Intinya,.. ayat itu juga merupakan bagian dari ayat yang dinasakh. Tepatkan dijadikan hujjah bahwa ia tidak ditulis karena tidak mutawatir ?. Baca dong kitab Ulumul-Qur'aan-nya.
[Kalau begitu cara berpikirnya, maka semua ayat yang dinasakh bisa Anda gunakan sebagai hujjah].
3. Riwayat-riwayat tentang persaksian para shahabat dalam penulisan Al-Qur'an.

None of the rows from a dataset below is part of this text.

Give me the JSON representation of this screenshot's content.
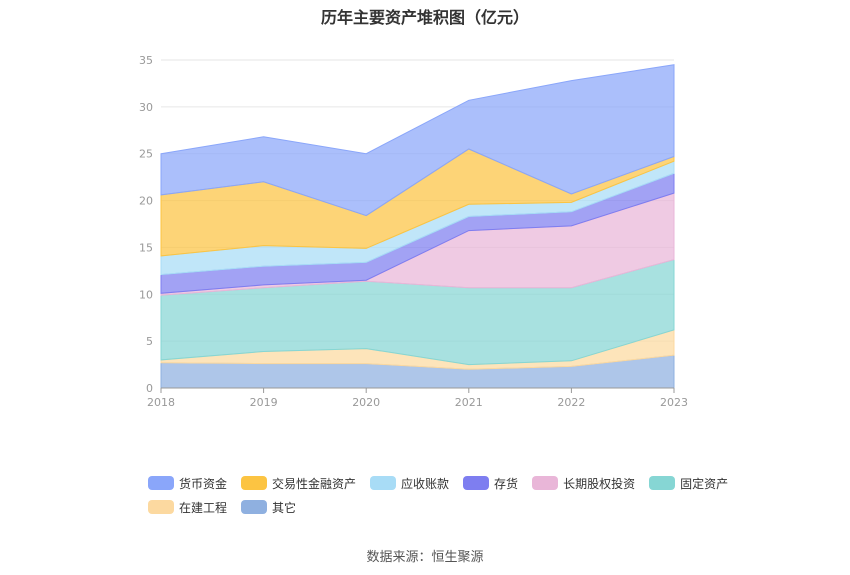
{
  "chart_data": {
    "type": "area",
    "stacked": true,
    "title": "历年主要资产堆积图（亿元）",
    "categories": [
      "2018",
      "2019",
      "2020",
      "2021",
      "2022",
      "2023"
    ],
    "yticks": [
      "0",
      "5",
      "10",
      "15",
      "20",
      "25",
      "30",
      "35"
    ],
    "ylim": [
      0,
      35
    ],
    "grid": true,
    "legend_position": "bottom",
    "series": [
      {
        "name": "其它",
        "color": "#8fb0e0",
        "values": [
          2.7,
          2.6,
          2.6,
          2.0,
          2.3,
          3.5
        ]
      },
      {
        "name": "在建工程",
        "color": "#fcd9a0",
        "values": [
          0.3,
          1.3,
          1.6,
          0.5,
          0.6,
          2.7
        ]
      },
      {
        "name": "固定资产",
        "color": "#86d6d4",
        "values": [
          6.9,
          6.8,
          7.2,
          8.2,
          7.8,
          7.5
        ]
      },
      {
        "name": "长期股权投资",
        "color": "#e9b6d8",
        "values": [
          0.2,
          0.3,
          0.1,
          6.1,
          6.6,
          7.1
        ]
      },
      {
        "name": "存货",
        "color": "#7e7ef0",
        "values": [
          2.0,
          2.0,
          1.9,
          1.5,
          1.5,
          2.1
        ]
      },
      {
        "name": "应收账款",
        "color": "#a8dcf6",
        "values": [
          2.0,
          2.2,
          1.5,
          1.3,
          1.0,
          1.3
        ]
      },
      {
        "name": "交易性金融资产",
        "color": "#fcc442",
        "values": [
          6.5,
          6.8,
          3.5,
          5.9,
          0.9,
          0.5
        ]
      },
      {
        "name": "货币资金",
        "color": "#8aa6fa",
        "values": [
          4.4,
          4.8,
          6.6,
          5.2,
          12.1,
          9.8
        ]
      }
    ]
  },
  "legend": {
    "row1": [
      "货币资金",
      "交易性金融资产",
      "应收账款",
      "存货",
      "长期股权投资",
      "固定资产"
    ],
    "row2": [
      "在建工程",
      "其它"
    ]
  },
  "source": "数据来源：恒生聚源"
}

Saya tanya dulu kepada Anda, syarat mutawatir itu berapa orang ?. Sebagai info saja, para ulama berselisih pendapat. Ada yang berpendapat 4 orang, 5 orang, 7 orang, 12 orang, 40 orang, bahkan ada yang mengatakan 70 orang.
Dari sini ada beberapa pertanyaan kepada Anda :
a. Seandainya ada orang yang berpegang pada pendapat bahwa ia mesti diriwayatkan 70 orang, kira-kira hadits mana yang akan masuk dalam segi 'aqidah ?. Setahu saya, hadits yang paling banyak perawinya adalah hadits man kadzaba 'alayya muta'ammidan falyatabawwa' maq'adahu minan-naar. Itu pun hanya mutawatir ma'nawiy, bukan lafdhiy. Dan itu pun saya tidak yakin apakah mencapai 70 orang shahabat ataukah tidak. Seandainya tidak ada hadits yang memenuhi persyaratan jumlah itu, bukankah konsekuensinya hadits shahih yang jumlahnya ribuan itu sama sekali tidak bisa dipakai untuk membangun 'aqidah ?. Pertanyaan lanjutannya : Adakah ulama yang mengatakan bahwa hadits-hadits yang ada ini tidak bisa dipakai hujjah sama sekali dalam 'aqidah ?.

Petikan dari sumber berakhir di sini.